Sesuai fungsi normalnya bagian ini selalu menerima informasi yang dikirimkan oleh panca indera, kemudian mengolahnya menjadi memori jangka pendek. Setelah memori tersusun, dia akan mengirimkan sinyal ke bagian-bagian otak yang lain,untuk menentukan sikap dan memandu badan untuk beradaptasi dengan lingkungan sekitarnya.
Bagaimana jika keadaan sekitar dimanipulasi dan dipalsukan agar otak manusia atau sekumpulan manusia ‘beradaptasi’ sesuai dengan yang diharapkan. Memori jangka pendek sekumpulan manusia yang terus menerus menerima informasi palsu atau hoax, akan menghasilkan persepsi buatan sesuai dengan info yang terimanya. Fisiknya juga dipersiapkan untuk beradaptasi sesuai dengan persepsinya itu.
Dari pengamatan saya, para ‘progammer’ hoax itu orang-orang jenius. Contohnya dalam bidang keagamaan baru-baru ini. Sebelum ‘menyerang’ kelompok tertentu, mereka terlebih dulu membangun persepsi ‘syirik’. Yang mana jargon ini dikaitkan dengan tradisi-tradisi yang telah berlangsung turun temurun di tanah air kita.
Tak peduli dibilang ngawur, ‘nggedabrus’, asal njeplak dsb, terus aja disetiap pengajian mereka bersuara bak beo yang pandai ngomong, dengan sebuah jargon yang sama, yaitu bahaya ‘syirik’.
Ziarah kubur disebut syirik, menyimpan azimat syirik, sedekah bumi syirik, sedekah laut apalagi. Pokoknya semua syirik. Syirik tadi akan diterima oleh memori jangka pendek manusia sebagai sebuah ancaman terhadap keyakinannya. Ketika dirasa sudah ‘cukup’ dan persepsi buatan sudah tercetak dalam memori ‘umat’ yang ‘dibimbing’nya, maka test case perlu dilakukan.
Diujlah umat yang dipandunya itu dengan sebuah tantangan. Beranikah mereka merusak sebuah kegiatan ‘syirik’ seperti sedekah laut agar akidah mereka tidak terancam?
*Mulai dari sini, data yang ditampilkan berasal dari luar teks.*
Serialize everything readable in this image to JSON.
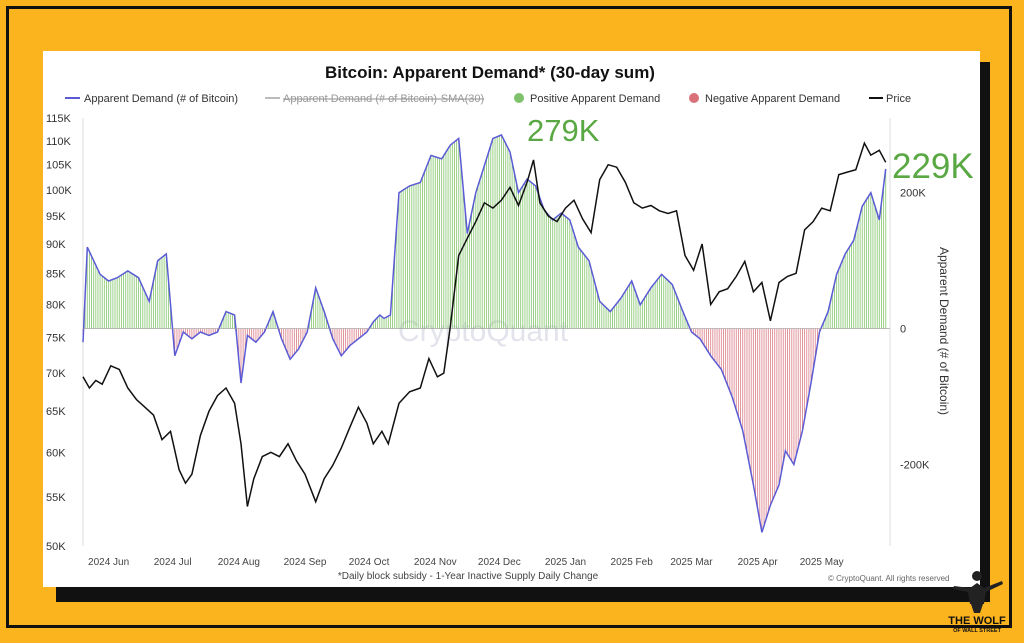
{
  "chart_data": {
    "type": "line",
    "title": "Bitcoin: Apparent Demand* (30-day sum)",
    "footnote": "*Daily block subsidy - 1-Year Inactive Supply Daily Change",
    "copyright": "© CryptoQuant. All rights reserved",
    "watermark": "CryptoQuant",
    "legend": {
      "placement": "top",
      "items": [
        {
          "label": "Apparent Demand (# of Bitcoin)",
          "color": "#5b5bd6",
          "style": "line"
        },
        {
          "label": "Apparent Demand (# of Bitcoin)-SMA(30)",
          "color": "#999999",
          "style": "line",
          "struck": true
        },
        {
          "label": "Positive Apparent Demand",
          "color": "#7fc26b",
          "style": "dot"
        },
        {
          "label": "Negative Apparent Demand",
          "color": "#d9707a",
          "style": "dot"
        },
        {
          "label": "Price",
          "color": "#111111",
          "style": "line"
        }
      ]
    },
    "x_ticks": [
      "2024 Jun",
      "2024 Jul",
      "2024 Aug",
      "2024 Sep",
      "2024 Oct",
      "2024 Nov",
      "2024 Dec",
      "2025 Jan",
      "2025 Feb",
      "2025 Mar",
      "2025 Apr",
      "2025 May"
    ],
    "x_range": [
      "2024-05-20",
      "2025-06-02"
    ],
    "y_left": {
      "label": "",
      "ticks": [
        "50K",
        "55K",
        "60K",
        "65K",
        "70K",
        "75K",
        "80K",
        "85K",
        "90K",
        "95K",
        "100K",
        "105K",
        "110K",
        "115K"
      ],
      "range": [
        50000,
        115000
      ],
      "scale": "log"
    },
    "y_right": {
      "label": "Apparent Demand (# of Bitcoin)",
      "ticks": [
        "200K",
        "0",
        "-200K"
      ],
      "range": [
        -320000,
        310000
      ]
    },
    "annotations": [
      {
        "text": "279K",
        "color": "#5aa843"
      },
      {
        "text": "229K",
        "color": "#5aa843"
      }
    ],
    "series": [
      {
        "name": "Apparent Demand (# of Bitcoin)",
        "axis": "right",
        "x": [
          "2024-05-20",
          "2024-05-22",
          "2024-05-25",
          "2024-05-28",
          "2024-06-01",
          "2024-06-05",
          "2024-06-10",
          "2024-06-15",
          "2024-06-20",
          "2024-06-24",
          "2024-06-28",
          "2024-07-02",
          "2024-07-06",
          "2024-07-10",
          "2024-07-14",
          "2024-07-18",
          "2024-07-22",
          "2024-07-26",
          "2024-07-30",
          "2024-08-02",
          "2024-08-05",
          "2024-08-09",
          "2024-08-13",
          "2024-08-17",
          "2024-08-21",
          "2024-08-25",
          "2024-08-29",
          "2024-09-02",
          "2024-09-06",
          "2024-09-10",
          "2024-09-14",
          "2024-09-18",
          "2024-09-22",
          "2024-09-26",
          "2024-09-30",
          "2024-10-03",
          "2024-10-06",
          "2024-10-08",
          "2024-10-11",
          "2024-10-15",
          "2024-10-20",
          "2024-10-25",
          "2024-10-30",
          "2024-11-04",
          "2024-11-08",
          "2024-11-12",
          "2024-11-16",
          "2024-11-20",
          "2024-11-24",
          "2024-11-28",
          "2024-12-02",
          "2024-12-06",
          "2024-12-10",
          "2024-12-14",
          "2024-12-18",
          "2024-12-22",
          "2024-12-26",
          "2024-12-30",
          "2025-01-03",
          "2025-01-07",
          "2025-01-12",
          "2025-01-17",
          "2025-01-22",
          "2025-01-27",
          "2025-02-01",
          "2025-02-05",
          "2025-02-10",
          "2025-02-15",
          "2025-02-20",
          "2025-02-25",
          "2025-03-01",
          "2025-03-05",
          "2025-03-10",
          "2025-03-15",
          "2025-03-20",
          "2025-03-25",
          "2025-03-30",
          "2025-04-03",
          "2025-04-07",
          "2025-04-11",
          "2025-04-14",
          "2025-04-18",
          "2025-04-22",
          "2025-04-26",
          "2025-04-30",
          "2025-05-04",
          "2025-05-08",
          "2025-05-12",
          "2025-05-16",
          "2025-05-20",
          "2025-05-24",
          "2025-05-28",
          "2025-05-31"
        ],
        "y": [
          -20000,
          120000,
          100000,
          80000,
          70000,
          75000,
          85000,
          75000,
          40000,
          100000,
          110000,
          -40000,
          -5000,
          -15000,
          -5000,
          -10000,
          -5000,
          25000,
          20000,
          -80000,
          -10000,
          -20000,
          -5000,
          25000,
          -15000,
          -45000,
          -30000,
          -5000,
          60000,
          25000,
          -15000,
          -40000,
          -25000,
          -15000,
          -5000,
          10000,
          20000,
          15000,
          20000,
          200000,
          210000,
          215000,
          255000,
          250000,
          270000,
          280000,
          140000,
          200000,
          240000,
          280000,
          285000,
          260000,
          200000,
          220000,
          210000,
          175000,
          160000,
          170000,
          160000,
          120000,
          100000,
          40000,
          25000,
          45000,
          70000,
          35000,
          60000,
          80000,
          65000,
          25000,
          -5000,
          -15000,
          -40000,
          -60000,
          -100000,
          -150000,
          -230000,
          -300000,
          -260000,
          -230000,
          -180000,
          -200000,
          -150000,
          -80000,
          -5000,
          25000,
          80000,
          110000,
          130000,
          180000,
          200000,
          160000,
          235000
        ]
      },
      {
        "name": "Price",
        "axis": "left",
        "x": [
          "2024-05-20",
          "2024-05-23",
          "2024-05-26",
          "2024-05-29",
          "2024-06-02",
          "2024-06-06",
          "2024-06-10",
          "2024-06-14",
          "2024-06-18",
          "2024-06-22",
          "2024-06-26",
          "2024-06-30",
          "2024-07-04",
          "2024-07-07",
          "2024-07-10",
          "2024-07-14",
          "2024-07-18",
          "2024-07-22",
          "2024-07-26",
          "2024-07-30",
          "2024-08-02",
          "2024-08-05",
          "2024-08-08",
          "2024-08-12",
          "2024-08-16",
          "2024-08-20",
          "2024-08-24",
          "2024-08-28",
          "2024-09-01",
          "2024-09-06",
          "2024-09-10",
          "2024-09-14",
          "2024-09-18",
          "2024-09-22",
          "2024-09-26",
          "2024-09-30",
          "2024-10-03",
          "2024-10-07",
          "2024-10-10",
          "2024-10-15",
          "2024-10-20",
          "2024-10-25",
          "2024-10-29",
          "2024-11-02",
          "2024-11-05",
          "2024-11-08",
          "2024-11-12",
          "2024-11-16",
          "2024-11-20",
          "2024-11-24",
          "2024-11-28",
          "2024-12-02",
          "2024-12-06",
          "2024-12-10",
          "2024-12-14",
          "2024-12-17",
          "2024-12-20",
          "2024-12-24",
          "2024-12-28",
          "2025-01-01",
          "2025-01-05",
          "2025-01-09",
          "2025-01-13",
          "2025-01-17",
          "2025-01-21",
          "2025-01-25",
          "2025-01-29",
          "2025-02-02",
          "2025-02-06",
          "2025-02-10",
          "2025-02-14",
          "2025-02-18",
          "2025-02-22",
          "2025-02-26",
          "2025-03-02",
          "2025-03-06",
          "2025-03-10",
          "2025-03-14",
          "2025-03-18",
          "2025-03-22",
          "2025-03-26",
          "2025-03-30",
          "2025-04-03",
          "2025-04-07",
          "2025-04-11",
          "2025-04-15",
          "2025-04-19",
          "2025-04-23",
          "2025-04-27",
          "2025-05-01",
          "2025-05-05",
          "2025-05-09",
          "2025-05-13",
          "2025-05-17",
          "2025-05-21",
          "2025-05-24",
          "2025-05-28",
          "2025-05-31"
        ],
        "y": [
          69500,
          68000,
          69000,
          68500,
          71000,
          70500,
          68000,
          66500,
          65500,
          64500,
          61500,
          62500,
          58000,
          56500,
          57500,
          62000,
          65000,
          67000,
          68000,
          66000,
          61000,
          54000,
          57000,
          59500,
          60000,
          59500,
          61000,
          59000,
          57500,
          54500,
          57000,
          58500,
          60500,
          63000,
          65500,
          63500,
          61000,
          62500,
          61000,
          66000,
          67500,
          68000,
          72000,
          69500,
          70000,
          76500,
          88000,
          91000,
          94000,
          97500,
          96500,
          98000,
          100500,
          97000,
          101500,
          106000,
          97500,
          95000,
          94000,
          96500,
          98000,
          94500,
          92000,
          102000,
          105000,
          104500,
          101500,
          97500,
          96500,
          97000,
          96000,
          95500,
          96000,
          88000,
          85500,
          90000,
          80000,
          82000,
          82500,
          84500,
          87000,
          82000,
          83500,
          77500,
          83500,
          84500,
          85000,
          92500,
          94000,
          96500,
          96000,
          103000,
          103500,
          104000,
          109500,
          107000,
          108000,
          105500
        ]
      }
    ]
  },
  "branding": {
    "text1": "THE WOLF",
    "text2": "OF WALL STREET"
  }
}
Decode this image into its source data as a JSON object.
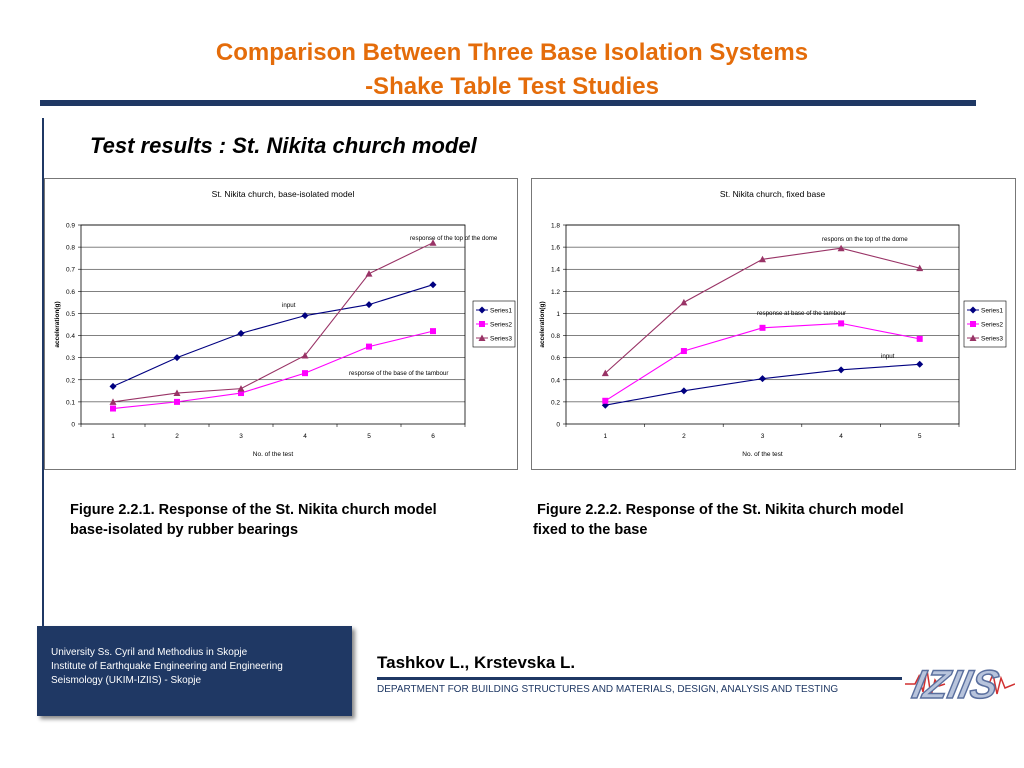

Sontak umat yang telah menganggap sedekah laut adalah ancaman bagi akidah’ mereka akan bangkit dan memporak-porandakannya.
Dalam lingkup yang lebih luas, daya rusaknya juga akan semakin besar. Sejarah menceritakan bagaimana Perang Dunia II meletus disebabkan oleh sebuah hoax yang dibuat oleh tentara Jerman. Perang itu merenggut korban lebih dari 62 juta jiwa, harga yang terlalu tinggi untuk membuat penduduk bumi sadar akan bahaya hoax.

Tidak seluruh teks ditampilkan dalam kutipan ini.